Artificial intelligence (AI) is intelligence demonstrated by machines, as opposed to the natural int...


In [15]:
# Create a function that creates a guided summary of a text.
# This is a pretty complicated task, so don't worry if you can't get it to work.
def guided_summary(text : str, guidance : str):
    # Split the text into paragraphs
    splits = split_text(text)
    embeddings = [embed(split, SemanticRepresentation.Document) for split in splits]
    
    # Embed the guidance
    embedded_guidance = embed(guidance, SemanticRepresentation.Query)
    
    # calculate a similarity for each of the splits
    list_of_scored_splits =  []   # list of tuples (split, score, position)
    list_of_scores = []
    for i in range(len(splits)):
        
        # calculate the similarity between the guidance and the split embedding
        similarity_score = cosine_similarity(embedded_guidance, embeddings[i])
        
        # add the similarity score to the list of scored splits
        list_of_scored_splits.append((splits[i], similarity_score, i))
        
        # add the similarity score to the list of scores for accessing the top 3
        list_of_scores.append(similarity_score)
        
    
    # select the top 5 splits by score
    top_5_splits = sorted(list_of_scored_splits, key=lambda x: x[1], reverse=True)[:5]
    
    # sort the top 5 splits by position
    top_5_splits = sorted(top_5_splits, key=lambda x: x[2])
    
    # join the top 5 splits into a guided text
    guided_text = "\n".join([x[0] for x in top_5_splits])
        
    # use the guided text to generate a summary
    summary = generate_summary(guided_text)
    
    return summary
    

In [18]:
print(guided_summary(text_to_summarize, "What were breakthrough discoveries?"))

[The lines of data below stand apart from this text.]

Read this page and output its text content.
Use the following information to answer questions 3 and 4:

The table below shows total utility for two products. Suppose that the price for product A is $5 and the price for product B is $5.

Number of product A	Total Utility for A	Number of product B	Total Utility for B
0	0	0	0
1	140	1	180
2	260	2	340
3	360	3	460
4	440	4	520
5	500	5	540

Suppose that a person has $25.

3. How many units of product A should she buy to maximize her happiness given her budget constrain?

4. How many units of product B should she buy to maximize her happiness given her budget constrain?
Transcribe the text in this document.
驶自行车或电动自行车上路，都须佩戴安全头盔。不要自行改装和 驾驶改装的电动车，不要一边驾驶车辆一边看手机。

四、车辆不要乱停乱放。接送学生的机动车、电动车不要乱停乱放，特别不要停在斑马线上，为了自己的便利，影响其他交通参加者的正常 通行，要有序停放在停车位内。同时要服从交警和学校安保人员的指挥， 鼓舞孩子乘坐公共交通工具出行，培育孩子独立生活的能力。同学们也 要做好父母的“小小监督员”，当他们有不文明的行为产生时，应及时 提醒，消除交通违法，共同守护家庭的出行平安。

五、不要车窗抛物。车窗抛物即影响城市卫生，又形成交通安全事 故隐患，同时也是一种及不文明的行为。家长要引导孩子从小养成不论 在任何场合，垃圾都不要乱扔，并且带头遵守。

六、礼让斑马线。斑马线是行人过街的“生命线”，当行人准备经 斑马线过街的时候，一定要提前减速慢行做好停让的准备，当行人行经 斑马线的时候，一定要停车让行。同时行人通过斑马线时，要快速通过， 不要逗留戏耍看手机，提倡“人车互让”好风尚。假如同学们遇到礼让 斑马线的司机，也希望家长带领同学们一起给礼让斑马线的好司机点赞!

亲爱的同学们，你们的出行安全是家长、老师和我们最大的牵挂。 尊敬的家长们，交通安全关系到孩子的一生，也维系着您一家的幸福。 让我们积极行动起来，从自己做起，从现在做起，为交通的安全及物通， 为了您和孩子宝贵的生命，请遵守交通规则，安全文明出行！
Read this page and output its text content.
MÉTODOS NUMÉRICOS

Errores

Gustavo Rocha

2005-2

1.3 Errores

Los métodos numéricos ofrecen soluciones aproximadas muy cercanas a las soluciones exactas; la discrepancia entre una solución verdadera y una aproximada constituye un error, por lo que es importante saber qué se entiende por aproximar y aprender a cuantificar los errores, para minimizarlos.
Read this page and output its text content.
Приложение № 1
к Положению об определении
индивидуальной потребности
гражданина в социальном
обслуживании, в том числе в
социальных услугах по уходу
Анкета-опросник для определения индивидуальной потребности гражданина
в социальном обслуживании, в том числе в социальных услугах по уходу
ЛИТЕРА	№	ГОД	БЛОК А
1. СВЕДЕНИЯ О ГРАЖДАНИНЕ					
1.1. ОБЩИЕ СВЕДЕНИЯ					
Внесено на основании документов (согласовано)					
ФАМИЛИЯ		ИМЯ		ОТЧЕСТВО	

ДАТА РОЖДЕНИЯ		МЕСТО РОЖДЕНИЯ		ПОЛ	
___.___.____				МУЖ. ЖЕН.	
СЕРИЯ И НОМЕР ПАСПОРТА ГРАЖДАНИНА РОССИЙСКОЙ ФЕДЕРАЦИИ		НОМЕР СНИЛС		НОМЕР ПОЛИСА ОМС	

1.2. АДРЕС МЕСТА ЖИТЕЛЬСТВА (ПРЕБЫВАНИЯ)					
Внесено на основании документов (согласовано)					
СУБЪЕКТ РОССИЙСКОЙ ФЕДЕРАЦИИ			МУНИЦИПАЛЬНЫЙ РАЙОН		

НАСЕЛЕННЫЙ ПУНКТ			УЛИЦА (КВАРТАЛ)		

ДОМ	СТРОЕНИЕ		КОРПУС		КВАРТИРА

• Artificial intelligence is intelligence demonstrated by machines, as opposed to the natural intelligence displayed by animals and humans.
• AI research has developed methods for dealing with uncertain or incomplete information, employing concepts from probability and economics. Many of these algorithms proved to be insufficient for solving large reasoning problems because they experienced a "combinatorial explosion". Even humans rarely use the step-by-step deduction that early AI research could model. They solve most of their problems using fast, intuitive judgments.